I made the trip back to work via metro, bus and tram and the afternoon passed by.  The next delicious moment happened on my way out of the building.  When I got into the elevator to get to the ground floor, I was the only person.  I wondered if the elevator would stop at an intermediate floor.  And it did.  And then I wondered if the person about to enter would be male or female.  With a slight amount of nervousness, I hoped that the person would be not only female, but solitary as well.  And the person was.  She entered.  I said "Bonjour", she said "Bonsoir" in response.  As usual in these circumstances, I scolded myself for not using the appropriate greeting for the evening.  Yet I was too focused on this rare occasion to care much about appropriate greetings.  When the doors of the elevators closed, I turned to the lady and asked, "Vous venez ici souvent ?" ("Do you come here often?")  She replied, in a more or less serious manner, "Mais je travaille ici" ("Well I work here").  We both stared at each other for a brief moment, her facial expression more puzzled than mine.  An awkward silence set in.  We still faced each other, but we no longer had eye contact.  I noticed a faint smile on her face nonetheless.  A guy got in at a lower floor, but that did nothing to change the vibe.  On the ground floor, the woman got out of the elevator, then out of the building.  I lagged behind, reflecting on what had just transpired.  Needless to say, I was glad about it.  A bit troubled, but glad.
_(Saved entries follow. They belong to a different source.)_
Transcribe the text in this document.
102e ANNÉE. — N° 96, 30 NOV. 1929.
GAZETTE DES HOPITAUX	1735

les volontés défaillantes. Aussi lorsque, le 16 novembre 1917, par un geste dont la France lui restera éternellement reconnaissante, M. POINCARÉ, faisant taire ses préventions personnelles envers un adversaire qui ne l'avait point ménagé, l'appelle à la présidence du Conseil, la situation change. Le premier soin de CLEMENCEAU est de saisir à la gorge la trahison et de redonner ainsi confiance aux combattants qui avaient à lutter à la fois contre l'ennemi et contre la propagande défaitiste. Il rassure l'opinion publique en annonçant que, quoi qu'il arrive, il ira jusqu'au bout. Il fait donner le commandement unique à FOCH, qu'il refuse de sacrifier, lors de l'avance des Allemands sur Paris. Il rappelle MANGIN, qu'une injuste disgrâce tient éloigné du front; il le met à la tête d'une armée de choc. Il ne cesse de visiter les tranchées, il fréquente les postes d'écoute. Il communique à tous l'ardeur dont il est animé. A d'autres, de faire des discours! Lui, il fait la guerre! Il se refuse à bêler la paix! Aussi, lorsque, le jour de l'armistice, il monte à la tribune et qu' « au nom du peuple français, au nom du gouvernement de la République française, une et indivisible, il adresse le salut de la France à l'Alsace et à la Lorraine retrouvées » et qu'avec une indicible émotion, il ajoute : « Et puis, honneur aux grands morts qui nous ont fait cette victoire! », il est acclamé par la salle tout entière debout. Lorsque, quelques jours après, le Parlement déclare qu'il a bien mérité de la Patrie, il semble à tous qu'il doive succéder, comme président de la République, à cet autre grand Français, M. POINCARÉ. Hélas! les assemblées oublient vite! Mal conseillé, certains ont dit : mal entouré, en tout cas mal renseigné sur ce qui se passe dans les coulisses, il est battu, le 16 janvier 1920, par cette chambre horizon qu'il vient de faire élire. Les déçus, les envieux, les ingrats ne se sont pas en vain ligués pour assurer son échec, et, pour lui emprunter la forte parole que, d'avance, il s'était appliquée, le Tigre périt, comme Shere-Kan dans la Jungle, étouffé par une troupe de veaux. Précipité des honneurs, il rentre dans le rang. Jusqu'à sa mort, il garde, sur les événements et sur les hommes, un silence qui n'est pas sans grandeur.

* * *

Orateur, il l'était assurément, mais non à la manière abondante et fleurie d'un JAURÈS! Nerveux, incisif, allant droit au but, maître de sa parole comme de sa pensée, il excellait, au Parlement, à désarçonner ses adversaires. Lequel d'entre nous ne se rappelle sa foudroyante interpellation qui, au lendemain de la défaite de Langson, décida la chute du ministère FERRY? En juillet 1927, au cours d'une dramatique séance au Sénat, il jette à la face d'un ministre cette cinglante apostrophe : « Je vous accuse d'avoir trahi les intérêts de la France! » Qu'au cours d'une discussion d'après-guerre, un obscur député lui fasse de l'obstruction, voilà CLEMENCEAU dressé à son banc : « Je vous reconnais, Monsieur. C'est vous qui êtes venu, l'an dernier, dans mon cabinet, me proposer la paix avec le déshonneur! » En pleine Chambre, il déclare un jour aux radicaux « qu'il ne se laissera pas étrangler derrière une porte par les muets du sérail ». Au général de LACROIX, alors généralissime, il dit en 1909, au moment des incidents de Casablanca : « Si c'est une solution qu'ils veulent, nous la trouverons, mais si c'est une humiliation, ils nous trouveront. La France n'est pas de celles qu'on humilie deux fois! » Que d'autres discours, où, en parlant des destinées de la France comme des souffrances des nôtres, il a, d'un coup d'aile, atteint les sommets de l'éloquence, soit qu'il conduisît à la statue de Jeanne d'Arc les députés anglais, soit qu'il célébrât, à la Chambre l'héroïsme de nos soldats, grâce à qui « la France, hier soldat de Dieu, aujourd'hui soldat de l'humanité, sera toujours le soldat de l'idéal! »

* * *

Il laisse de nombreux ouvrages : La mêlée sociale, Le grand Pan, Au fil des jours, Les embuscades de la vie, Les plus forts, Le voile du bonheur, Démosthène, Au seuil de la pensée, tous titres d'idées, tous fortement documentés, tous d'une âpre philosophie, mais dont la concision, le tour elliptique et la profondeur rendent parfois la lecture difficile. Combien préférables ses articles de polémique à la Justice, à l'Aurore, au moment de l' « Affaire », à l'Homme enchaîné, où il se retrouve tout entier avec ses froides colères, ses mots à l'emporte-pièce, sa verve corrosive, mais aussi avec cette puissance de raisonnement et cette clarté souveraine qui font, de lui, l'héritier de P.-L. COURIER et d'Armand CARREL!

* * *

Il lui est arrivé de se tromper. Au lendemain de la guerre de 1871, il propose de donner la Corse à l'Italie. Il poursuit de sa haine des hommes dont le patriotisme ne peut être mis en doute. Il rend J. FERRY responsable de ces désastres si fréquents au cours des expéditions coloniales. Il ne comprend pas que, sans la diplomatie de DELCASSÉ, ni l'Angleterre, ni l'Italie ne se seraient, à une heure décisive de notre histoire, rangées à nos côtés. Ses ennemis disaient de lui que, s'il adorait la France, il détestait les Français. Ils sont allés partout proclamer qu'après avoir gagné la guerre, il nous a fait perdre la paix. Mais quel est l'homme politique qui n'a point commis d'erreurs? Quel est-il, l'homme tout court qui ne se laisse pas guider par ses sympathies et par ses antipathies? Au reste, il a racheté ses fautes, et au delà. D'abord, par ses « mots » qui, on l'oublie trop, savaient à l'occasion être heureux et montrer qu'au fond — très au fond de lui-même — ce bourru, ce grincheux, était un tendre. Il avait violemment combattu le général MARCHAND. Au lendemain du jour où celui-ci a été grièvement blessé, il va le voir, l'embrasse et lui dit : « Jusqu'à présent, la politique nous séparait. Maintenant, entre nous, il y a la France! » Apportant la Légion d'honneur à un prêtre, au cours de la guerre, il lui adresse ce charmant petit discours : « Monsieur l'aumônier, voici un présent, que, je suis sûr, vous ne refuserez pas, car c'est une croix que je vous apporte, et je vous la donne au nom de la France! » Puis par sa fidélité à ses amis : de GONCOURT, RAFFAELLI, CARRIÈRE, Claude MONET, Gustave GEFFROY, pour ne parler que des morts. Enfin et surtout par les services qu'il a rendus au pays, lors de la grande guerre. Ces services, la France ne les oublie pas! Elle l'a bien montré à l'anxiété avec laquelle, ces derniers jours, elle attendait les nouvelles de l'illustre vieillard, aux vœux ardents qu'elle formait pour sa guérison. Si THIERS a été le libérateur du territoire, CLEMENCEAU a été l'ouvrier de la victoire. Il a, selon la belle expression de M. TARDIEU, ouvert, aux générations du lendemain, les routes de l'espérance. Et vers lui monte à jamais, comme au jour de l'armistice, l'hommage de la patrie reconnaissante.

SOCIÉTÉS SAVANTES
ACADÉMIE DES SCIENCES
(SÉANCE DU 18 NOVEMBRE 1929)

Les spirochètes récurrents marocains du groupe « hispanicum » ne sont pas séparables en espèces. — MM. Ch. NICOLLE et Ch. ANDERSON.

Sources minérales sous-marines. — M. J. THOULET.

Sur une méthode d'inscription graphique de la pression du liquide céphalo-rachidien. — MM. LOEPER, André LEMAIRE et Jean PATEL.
Since it was rush hour, I decided to try out Operation Rush Hour before entering the metro to go home.  I was already out on the street, and the lady from the elevator was nowhere to be found (even though I was not necessarily looking for her).  I spotted a group of three girls coming my way.  Hesitation.  Then I spoke to the closest one as I passed her.  "Bonjour, le mois d'août, vous passez vos vacances où en général ?" ("Hello, in August, where do you usually spend your vacation ?")  "Rwanda", she said.  Here was a reply, and even a reaction, that I had not expected.  In fact, I was expecting a mild form of repulsion (which only goes to show my comfort level with this type of activity).  But no, I was talking with a group of Rwandan girls.  We (they and I) got to know a little about each other, but it did not mean much since we dispersed within the minute.  Later on, I came across a woman who I found older and less attractive than the Rwandans but attractive nonetheless (call me a bit desperate), and stopped to quiz her on when the next public holiday was.  The ideas that I have sometimes.  But she was quite agreeable and played along.  Each time (out of two) that she suggested a holiday that fell on a weekend, I contested her response, saying that it did not count.  So we reached a conclusion that the next real holiday was on November 11, otherwise known as the anniversary of the signature of the armistice that ended World War I in 1918.  We then separated and I completed my journey to the metro, where I did not hesitate to run Operation Metro once more.  Pure joy.

Back at home, I announced an upcoming group outing to Jardin des serres d'Auteuil on the Paris Sketchers website.  I also wrote a first draft of this very blog post.

And to think that these events happened because I decided at each instant to take responsibility for loving myself.

May the most of the following days be similar, or simply presque parfaites.